When we spoke, the enormous Dixie Fire in California — the largest single-source fire in the state’s recorded history — had just consumed most of the town of Greenville. The historic Gold Rush settlement had looked from the outside like a rustic movie set, but inside, the buildings were the comforts of contemporary life: computers, televisions, refrigerators and freezers, insulation, plastics, the rubber compounds in tires, and so on. When burned, these release highly toxic fumes.
“There are petroleum-based products and heavy metals in every home and business,” Stefani told me. “We’ve had researchers taking blood samples from firefighters who fought the Tubbs and Camp fires, and we’re finding elevated rates of carcinogens of all kinds. Everything we see in urban firefighters is slamming the men and women fighting these wildfires — but worse. Far worse. There’s no escaping for these firefighters; it’s a few hours of rest and then right back into the smoke.
“I don’t know how to say it except that they’re taking a total [butt]-whipping out there,” he said.
It’s a complicated problem. Training is variable: Wildland firefighters come from city fire departments and the U.S. Forest Service but also include seasonal workers and even prison inmates. Limiting their time on the line is impractical given the extreme shortage of available crews. Self-contained air supplies, which partially protect urban firefighters, won’t work on wildfires.

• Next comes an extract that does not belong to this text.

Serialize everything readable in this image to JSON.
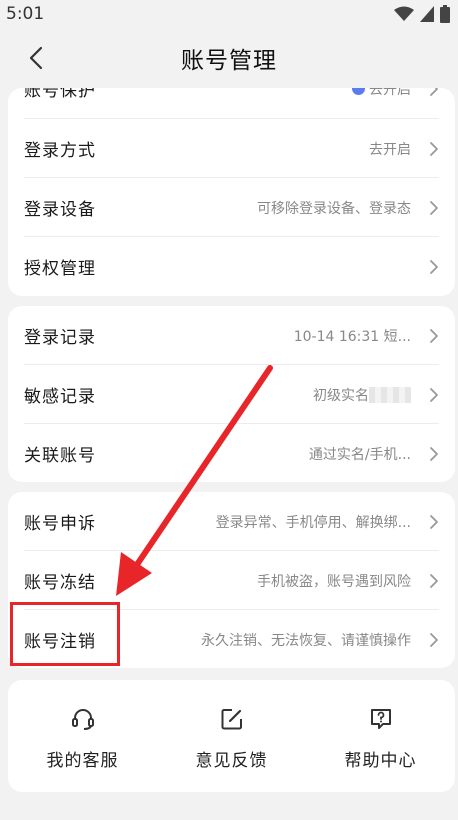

They’re too heavy, too costly and too limited — a tank of air lasts less than an hour.
And yet, “something has to be done,” Stefani told me.
Some places to start: Communities need to make the “urban interface” — the places where cities and towns meet wilderness — more fire-resistant. Landscaping, brush clearing and tree thinning can all help. Firefighters need to be educated concerning the risks. Strategies for containing wildfires should take smoke exposure into account. An insurance pool of some sort should be created to provide targeted benefits to wildland firefighters whose service leads to health crises or the inability to work.
There’s a job for inventors to develop protective masks suitable to the demands of a highly punishing job. Something you can breathe in while humping heavy equipment up a mountainside on a hot summer day, yet able to filter out the most toxic airborne particles. “A red bandanna over your mouth won’t cut it,” Stefani said.
First things first: naming the problem. “People know about the fires and the towns that are burning,” Stefani said. “Now they need to know what it’s doing to the men and women out there fighting for us.”